2°C de réchauffement planétaire : l’objectif inatteignable
Si la COP21 s’est transformée en un franc succès avec la signature d’une charte juridiquement contraignante, le bilan n’en est pas moins en demi teinte. Au cœur de l’accord signé en fin de semaine dernière, l’objectif international de garder le réchauffement climatique sous la barre des 2°C, voir même des 1,5°C est scellé et défini comme l’un des points forts du traité. En l’état actuel pourtant, et d’après les calculs réalisés par les experts du réchauffement climatique et de l’environnement, l’objectif est  irréalisable : pour aller plus loin, les experts affirment que le réchauffement de la planète pourrait atteindre les 3°C d’ici 2100, sans actions supplémentaires de la communauté internationale.
En outre, aucune étude chiffrée sur le long terme n’a été fournie pour étudier la question, seul un plan d’action en cas de pic d’émission de GES a été abordé. S’il semble irréalisable pour le moment, ce point pourtant majeur de l’accord a une valeur plus symbolique que politique, et serait principalement destiné aux états susceptibles de souffrir de la montée des eaux liée au réchauffement climatique. Ainsi, il devra être fréquemment réactualisé en fonction des premiers résultats obtenus pour tenter de l’atteindre au plus près possible.

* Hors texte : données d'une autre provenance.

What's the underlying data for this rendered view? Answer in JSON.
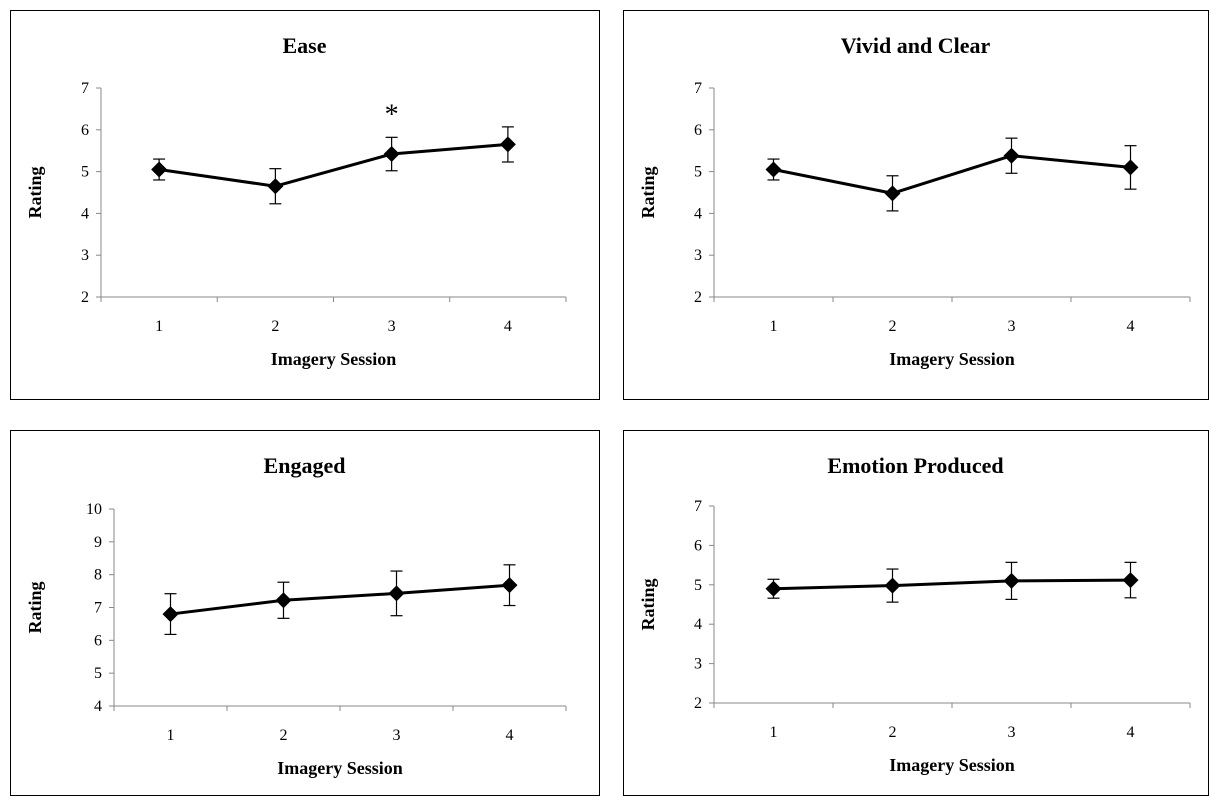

Un accord placé sous le signe de la justice climatique
L’un des point épineux des négociations était de définir la responsabilité de chacun dans le processus de réchauffement climatique. Sous le signe de ce qu’ils ont qualifié de «justice climatique», les participants à la COP21 ont conclu que les pays du Nord et les pays du Sud avaient chacun « des responsabilités communes mais différenciées » dans le changement climatique et que leurs moyens pour y faire face étaient inégaux, une réalité qui cristallise à nouveau l’opposition Nord/Sud. Pour y remédier, le Nord devra montrer le bon exemple de respect des nouvelles réglementations environnementales; le Sud quant à lui devra continuer un développement économique durable et écoresponsable, soutenu et financé en parti par les nations les plus économiquement avancées grâce à un fond de 100 milliards de dollars par an destiné à la croissance verte.

Juridiquement contraignant ?
Maintenant que l’accord est signé, il doit être étudié et accepté par au moins 55 pays signataires, qui représentent à eux seuls 55% des émissions de GES dans le monde. En France, le traité de la COP21 sera étudié sous forme de loi voté par le Parlement, et d’une décision d’approbation par l’Union Européenne. Chaque pays disposera d’un délai de rétractation de trois ans à compté de la mise en œuvre de l’accord dès 2020, qui sera révisé tous les cinq ans pour permettre aux états participants d’ajuster leurs plans d’actions environnementales.
D’un point de vue juridique, l’accord reste contraignant dans la mesure où il comporte des obligations en plus des lignes directives de bonne conduite environnementale, et son statut de traité international implique qu’il doit être respecté et rempli par tous les parties. Quand bien même son caractère officiel, l’accord a aussi misé sur la bonne volonté des pays participants, avec la liberté pour les états de contribuer à l’effort international à leur convenance : Si la Dominique a promis une réduction de 73% de ses émissions de GES d’ici 2030, le Qatar, plus gros émetteur de gaz au monde avec 72,1 tonnes par habitant en 2010, s’engage à augmenter ses émissions de GES de «seulement» 2%.
Un bilan mitigé donc, même si les acteurs civils pour l’environnement ont été satisfait de la close de transparence que comporte l’accord. Cette close implique que les informations fournies par les pays sur leurs résultats soient publiquement vérifiées par un comité d’experts. Une façon de sensibiliser les jeunes générations au problème écologique international, de rassurer sur les avancées en matière d’écoresponsabilité, et d’inclure la société civile dans l’effort international pour réduire le réchauffement climatique.